An empowered patient is one who has influence in their healthcare interactions and affairs to improve their health and quality of life.

Patient empowerment encompasses three main abilities: (1) information seeking, (2) critical self-reflection, and (3) communication skills. First, an empowered patient seeks health information from multiple sources such as clinicians, credible websites, social support networks (in-person and online), and family members and friends. Second, an empowered patient engages in critical self-reflection. Having influence over one’s health requires an understanding of one’s needs, desires, and preferences. Third, an empowered patient utilizes communication skills to actively participate in their healthcare interactions, seeing themselves as a key healthcare team member.

Although there are many communication skills that can be helpful in healthcare encounters, the ABCs are a good place to start!


  1. ASK Questions – Ask your clinician questions. As patients we often do not ask our clinicians questions because we may feel we are taking up too much of their time or we are embarrassed that we don’t understand something. If you have felt this way before, know that you are not alone; yet, to overcome this, write down your questions prior to your appointment. Then tell you clinician at the beginning of the consultation, “Hey, I’m sure you are busy, but there are a few really important questions I would like answered today. Here’s the list. Can we make sure to talk about them at some point?”
  2. BRING Information – Keep meticulous records about your health and healthcare. Furthermore, bring relevant information to your appointments, especially if you have a chronic condition or see many different clinicians throughout the year. Also, store a list of medications in your wallet or purse. Finally, have a folder/binder or utilize a mobile app to keep all your medical information including insurance, billing, and future appointments.

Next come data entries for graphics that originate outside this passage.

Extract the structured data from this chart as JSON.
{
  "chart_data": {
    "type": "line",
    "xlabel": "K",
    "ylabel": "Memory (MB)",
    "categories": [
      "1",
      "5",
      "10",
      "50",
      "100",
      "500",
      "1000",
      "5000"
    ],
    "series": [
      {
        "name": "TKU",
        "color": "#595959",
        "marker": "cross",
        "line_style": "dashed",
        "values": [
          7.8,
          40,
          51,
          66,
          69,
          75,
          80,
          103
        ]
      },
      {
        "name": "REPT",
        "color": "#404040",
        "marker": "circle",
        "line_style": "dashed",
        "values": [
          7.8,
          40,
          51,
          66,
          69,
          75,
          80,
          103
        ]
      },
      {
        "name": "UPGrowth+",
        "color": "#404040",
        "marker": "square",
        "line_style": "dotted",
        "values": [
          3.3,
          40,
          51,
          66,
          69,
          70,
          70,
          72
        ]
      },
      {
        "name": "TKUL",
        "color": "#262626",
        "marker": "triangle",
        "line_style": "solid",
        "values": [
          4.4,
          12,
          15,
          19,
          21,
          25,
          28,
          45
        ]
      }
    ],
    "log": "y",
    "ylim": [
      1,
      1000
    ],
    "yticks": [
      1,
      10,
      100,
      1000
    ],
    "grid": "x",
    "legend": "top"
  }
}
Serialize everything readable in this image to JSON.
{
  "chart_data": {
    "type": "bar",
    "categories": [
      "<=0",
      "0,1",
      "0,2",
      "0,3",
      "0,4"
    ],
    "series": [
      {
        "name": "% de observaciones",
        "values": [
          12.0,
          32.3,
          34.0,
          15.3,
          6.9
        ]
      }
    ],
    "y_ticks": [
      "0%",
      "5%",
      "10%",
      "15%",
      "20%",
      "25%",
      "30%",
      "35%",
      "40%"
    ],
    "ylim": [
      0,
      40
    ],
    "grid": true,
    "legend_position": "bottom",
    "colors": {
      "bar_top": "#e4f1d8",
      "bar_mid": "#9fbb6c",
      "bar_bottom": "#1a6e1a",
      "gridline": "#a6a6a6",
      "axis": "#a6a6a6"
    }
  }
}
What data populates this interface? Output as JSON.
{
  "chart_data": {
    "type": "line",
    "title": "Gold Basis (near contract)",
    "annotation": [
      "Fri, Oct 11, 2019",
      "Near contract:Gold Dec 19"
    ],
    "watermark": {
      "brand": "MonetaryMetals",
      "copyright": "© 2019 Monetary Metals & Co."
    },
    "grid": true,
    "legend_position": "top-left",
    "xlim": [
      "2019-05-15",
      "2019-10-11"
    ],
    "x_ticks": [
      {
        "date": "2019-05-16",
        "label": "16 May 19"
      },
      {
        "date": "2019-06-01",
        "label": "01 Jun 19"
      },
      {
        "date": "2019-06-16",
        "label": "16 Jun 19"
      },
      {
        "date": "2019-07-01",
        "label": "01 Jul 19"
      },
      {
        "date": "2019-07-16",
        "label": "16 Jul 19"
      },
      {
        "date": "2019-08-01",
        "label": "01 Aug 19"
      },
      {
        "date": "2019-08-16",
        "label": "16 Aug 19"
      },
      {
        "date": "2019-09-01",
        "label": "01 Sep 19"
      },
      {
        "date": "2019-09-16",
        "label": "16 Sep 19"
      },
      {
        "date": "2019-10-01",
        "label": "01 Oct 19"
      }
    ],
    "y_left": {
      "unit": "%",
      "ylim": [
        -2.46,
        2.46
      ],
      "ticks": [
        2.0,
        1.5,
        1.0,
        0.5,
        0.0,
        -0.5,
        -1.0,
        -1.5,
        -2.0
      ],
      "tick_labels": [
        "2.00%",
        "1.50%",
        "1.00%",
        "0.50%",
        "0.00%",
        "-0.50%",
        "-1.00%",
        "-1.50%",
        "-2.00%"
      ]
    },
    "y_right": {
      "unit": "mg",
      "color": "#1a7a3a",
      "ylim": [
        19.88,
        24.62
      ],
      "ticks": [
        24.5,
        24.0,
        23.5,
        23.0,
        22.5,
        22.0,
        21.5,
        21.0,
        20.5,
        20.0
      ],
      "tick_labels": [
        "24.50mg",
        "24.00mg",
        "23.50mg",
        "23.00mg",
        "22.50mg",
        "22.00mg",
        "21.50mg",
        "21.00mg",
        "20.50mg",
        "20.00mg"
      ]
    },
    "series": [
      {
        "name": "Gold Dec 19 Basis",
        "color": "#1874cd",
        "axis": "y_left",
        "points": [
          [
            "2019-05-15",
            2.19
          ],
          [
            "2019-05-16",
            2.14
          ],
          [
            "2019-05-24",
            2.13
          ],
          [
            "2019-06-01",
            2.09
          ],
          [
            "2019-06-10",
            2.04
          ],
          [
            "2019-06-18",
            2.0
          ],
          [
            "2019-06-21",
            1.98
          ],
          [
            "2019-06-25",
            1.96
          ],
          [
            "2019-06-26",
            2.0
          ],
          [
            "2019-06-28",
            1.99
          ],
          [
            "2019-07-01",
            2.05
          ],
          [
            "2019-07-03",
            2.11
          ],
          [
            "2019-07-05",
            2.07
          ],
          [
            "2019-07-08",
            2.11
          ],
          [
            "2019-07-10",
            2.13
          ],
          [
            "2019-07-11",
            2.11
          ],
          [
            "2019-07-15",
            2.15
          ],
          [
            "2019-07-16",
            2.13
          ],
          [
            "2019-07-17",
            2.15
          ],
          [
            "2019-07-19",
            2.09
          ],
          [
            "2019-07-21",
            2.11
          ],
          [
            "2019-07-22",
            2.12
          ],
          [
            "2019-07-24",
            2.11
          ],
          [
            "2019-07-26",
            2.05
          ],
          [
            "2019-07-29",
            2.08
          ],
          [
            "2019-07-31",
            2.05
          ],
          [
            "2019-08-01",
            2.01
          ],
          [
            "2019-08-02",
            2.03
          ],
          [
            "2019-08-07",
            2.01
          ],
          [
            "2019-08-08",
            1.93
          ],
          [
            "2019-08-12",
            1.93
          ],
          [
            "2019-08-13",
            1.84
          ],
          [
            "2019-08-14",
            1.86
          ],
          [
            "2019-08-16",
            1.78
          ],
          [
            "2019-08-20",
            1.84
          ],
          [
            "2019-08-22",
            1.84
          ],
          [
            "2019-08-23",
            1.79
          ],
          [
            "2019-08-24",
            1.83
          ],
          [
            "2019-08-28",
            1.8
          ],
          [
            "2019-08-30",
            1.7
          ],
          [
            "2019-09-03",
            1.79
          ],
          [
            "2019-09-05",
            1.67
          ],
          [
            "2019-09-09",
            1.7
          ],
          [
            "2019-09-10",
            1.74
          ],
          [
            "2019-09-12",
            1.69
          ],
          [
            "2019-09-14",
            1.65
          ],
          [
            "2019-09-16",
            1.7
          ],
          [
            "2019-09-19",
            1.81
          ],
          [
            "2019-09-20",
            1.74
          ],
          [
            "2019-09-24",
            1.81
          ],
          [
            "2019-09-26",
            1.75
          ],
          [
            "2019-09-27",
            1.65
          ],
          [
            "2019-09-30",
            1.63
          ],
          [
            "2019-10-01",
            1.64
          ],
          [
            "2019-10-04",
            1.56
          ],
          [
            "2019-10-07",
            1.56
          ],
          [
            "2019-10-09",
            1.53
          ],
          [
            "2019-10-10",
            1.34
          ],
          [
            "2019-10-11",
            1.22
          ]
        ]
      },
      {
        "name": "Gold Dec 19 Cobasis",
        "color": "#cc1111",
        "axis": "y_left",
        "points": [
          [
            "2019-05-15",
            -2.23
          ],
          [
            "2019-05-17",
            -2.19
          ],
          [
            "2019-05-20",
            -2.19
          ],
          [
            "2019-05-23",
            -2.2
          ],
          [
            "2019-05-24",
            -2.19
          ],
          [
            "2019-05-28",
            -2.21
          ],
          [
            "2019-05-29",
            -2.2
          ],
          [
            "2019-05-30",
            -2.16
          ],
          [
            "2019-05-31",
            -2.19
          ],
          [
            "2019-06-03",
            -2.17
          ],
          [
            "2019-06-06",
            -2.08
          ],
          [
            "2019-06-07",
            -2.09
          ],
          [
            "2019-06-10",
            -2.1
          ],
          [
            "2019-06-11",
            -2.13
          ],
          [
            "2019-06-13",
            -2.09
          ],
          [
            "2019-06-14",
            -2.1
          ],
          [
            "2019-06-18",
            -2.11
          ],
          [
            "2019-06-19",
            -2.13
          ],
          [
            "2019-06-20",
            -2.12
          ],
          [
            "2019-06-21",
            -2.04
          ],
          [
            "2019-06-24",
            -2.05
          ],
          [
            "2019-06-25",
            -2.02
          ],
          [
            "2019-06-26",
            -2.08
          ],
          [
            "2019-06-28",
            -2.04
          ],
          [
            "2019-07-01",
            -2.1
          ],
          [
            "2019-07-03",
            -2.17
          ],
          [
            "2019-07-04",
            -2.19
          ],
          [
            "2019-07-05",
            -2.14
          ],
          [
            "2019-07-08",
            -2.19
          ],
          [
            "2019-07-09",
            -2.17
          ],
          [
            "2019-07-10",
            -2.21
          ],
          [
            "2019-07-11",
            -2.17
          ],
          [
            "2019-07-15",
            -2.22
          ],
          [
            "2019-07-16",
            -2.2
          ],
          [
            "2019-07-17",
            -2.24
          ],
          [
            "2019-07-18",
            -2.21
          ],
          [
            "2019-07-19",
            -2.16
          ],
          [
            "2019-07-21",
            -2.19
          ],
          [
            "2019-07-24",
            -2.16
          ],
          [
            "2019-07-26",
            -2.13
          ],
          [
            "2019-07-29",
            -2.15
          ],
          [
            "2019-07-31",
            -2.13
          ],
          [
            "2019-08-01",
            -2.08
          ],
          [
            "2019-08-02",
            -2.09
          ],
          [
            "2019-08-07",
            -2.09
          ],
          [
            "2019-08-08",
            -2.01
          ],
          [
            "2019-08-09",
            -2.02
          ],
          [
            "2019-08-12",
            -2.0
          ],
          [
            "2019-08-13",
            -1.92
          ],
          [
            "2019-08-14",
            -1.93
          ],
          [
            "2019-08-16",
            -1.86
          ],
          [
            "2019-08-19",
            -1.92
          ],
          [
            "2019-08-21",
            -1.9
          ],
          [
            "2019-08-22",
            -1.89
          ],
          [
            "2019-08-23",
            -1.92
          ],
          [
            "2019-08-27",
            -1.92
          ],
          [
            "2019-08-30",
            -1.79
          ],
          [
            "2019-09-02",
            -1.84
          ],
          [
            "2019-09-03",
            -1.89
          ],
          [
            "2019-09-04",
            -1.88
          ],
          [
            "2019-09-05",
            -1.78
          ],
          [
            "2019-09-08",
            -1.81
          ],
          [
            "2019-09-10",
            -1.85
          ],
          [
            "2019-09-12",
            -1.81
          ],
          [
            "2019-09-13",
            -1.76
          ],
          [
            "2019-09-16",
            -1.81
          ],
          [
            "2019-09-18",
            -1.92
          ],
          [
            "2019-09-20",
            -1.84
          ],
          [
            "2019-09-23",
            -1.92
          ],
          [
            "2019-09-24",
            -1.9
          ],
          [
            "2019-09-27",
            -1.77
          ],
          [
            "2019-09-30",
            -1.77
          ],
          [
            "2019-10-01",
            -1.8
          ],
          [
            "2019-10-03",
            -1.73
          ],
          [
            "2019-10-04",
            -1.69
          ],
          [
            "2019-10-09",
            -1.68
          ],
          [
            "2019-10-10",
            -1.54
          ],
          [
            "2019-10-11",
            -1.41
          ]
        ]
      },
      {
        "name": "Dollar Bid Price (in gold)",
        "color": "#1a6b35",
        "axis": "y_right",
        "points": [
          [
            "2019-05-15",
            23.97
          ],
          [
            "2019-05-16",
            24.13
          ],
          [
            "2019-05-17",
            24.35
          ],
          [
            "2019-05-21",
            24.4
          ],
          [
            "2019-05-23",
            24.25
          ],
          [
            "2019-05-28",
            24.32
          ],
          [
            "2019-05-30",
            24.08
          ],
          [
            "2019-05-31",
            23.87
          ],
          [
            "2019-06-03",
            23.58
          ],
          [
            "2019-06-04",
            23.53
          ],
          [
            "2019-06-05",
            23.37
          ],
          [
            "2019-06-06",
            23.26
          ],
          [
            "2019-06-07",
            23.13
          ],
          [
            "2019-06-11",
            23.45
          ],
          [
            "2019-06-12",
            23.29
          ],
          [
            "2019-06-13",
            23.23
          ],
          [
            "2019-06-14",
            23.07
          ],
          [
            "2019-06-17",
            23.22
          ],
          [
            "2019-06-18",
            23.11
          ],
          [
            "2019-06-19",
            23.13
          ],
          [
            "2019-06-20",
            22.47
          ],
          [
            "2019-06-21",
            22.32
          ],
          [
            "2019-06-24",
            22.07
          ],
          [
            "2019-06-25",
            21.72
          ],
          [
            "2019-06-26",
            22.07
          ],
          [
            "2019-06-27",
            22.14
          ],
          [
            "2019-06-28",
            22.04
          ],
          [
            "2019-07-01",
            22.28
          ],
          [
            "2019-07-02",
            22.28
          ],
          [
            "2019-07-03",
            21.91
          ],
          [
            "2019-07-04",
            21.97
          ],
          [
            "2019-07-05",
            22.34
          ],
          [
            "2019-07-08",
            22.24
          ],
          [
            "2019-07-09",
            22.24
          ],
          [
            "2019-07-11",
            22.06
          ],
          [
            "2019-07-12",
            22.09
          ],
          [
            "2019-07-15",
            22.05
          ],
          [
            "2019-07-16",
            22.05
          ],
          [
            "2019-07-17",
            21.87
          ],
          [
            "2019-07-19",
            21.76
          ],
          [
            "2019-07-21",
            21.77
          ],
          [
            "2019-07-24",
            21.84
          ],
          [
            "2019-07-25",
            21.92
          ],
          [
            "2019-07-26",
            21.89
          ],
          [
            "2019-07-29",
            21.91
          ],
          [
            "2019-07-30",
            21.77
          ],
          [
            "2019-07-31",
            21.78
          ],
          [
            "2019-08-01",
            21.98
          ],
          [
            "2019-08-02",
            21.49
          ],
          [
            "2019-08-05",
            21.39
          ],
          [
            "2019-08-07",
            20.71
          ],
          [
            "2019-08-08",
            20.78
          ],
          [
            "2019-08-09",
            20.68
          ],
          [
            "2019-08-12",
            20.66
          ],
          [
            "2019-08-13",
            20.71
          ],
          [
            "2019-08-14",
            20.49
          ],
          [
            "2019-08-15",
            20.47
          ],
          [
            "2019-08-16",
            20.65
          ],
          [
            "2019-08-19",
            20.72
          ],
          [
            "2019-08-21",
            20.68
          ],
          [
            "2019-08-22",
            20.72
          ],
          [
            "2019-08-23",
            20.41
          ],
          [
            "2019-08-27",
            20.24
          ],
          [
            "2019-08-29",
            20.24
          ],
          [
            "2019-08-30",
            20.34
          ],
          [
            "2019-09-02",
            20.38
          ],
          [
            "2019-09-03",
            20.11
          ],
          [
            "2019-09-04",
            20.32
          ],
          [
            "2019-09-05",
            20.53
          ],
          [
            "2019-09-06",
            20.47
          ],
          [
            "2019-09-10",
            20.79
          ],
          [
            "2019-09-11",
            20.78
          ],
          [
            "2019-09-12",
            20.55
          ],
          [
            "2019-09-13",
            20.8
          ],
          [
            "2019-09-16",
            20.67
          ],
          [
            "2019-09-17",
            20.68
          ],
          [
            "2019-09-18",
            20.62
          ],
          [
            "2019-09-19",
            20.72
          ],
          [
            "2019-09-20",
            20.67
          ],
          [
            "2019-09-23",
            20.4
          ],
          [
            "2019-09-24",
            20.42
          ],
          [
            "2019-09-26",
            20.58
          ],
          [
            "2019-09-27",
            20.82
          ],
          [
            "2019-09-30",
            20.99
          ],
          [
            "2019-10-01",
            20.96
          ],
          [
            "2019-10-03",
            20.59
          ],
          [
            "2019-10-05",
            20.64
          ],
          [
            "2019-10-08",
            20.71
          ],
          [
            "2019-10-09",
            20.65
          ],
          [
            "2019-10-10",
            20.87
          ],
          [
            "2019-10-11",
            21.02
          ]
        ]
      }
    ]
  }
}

Having this information available and easily accessible will assist your clinicians in caring for you holistically.
  3. CHECK Understanding – Verify that you understand the information provided to you by your clinicians. This communication skill is perhaps the most helpful. Oftentimes clinicians give us a lot of information during our healthcare encounters, so before leaving any appointment, make sure to say: “Based on my appointment today, these are the things I need to do…Is that correct?”

In short, gaining knowledge, being able to critically self-reflect, and performing specific communication skills can help us become empowered patients who make informed health decisions and improve our quality of life.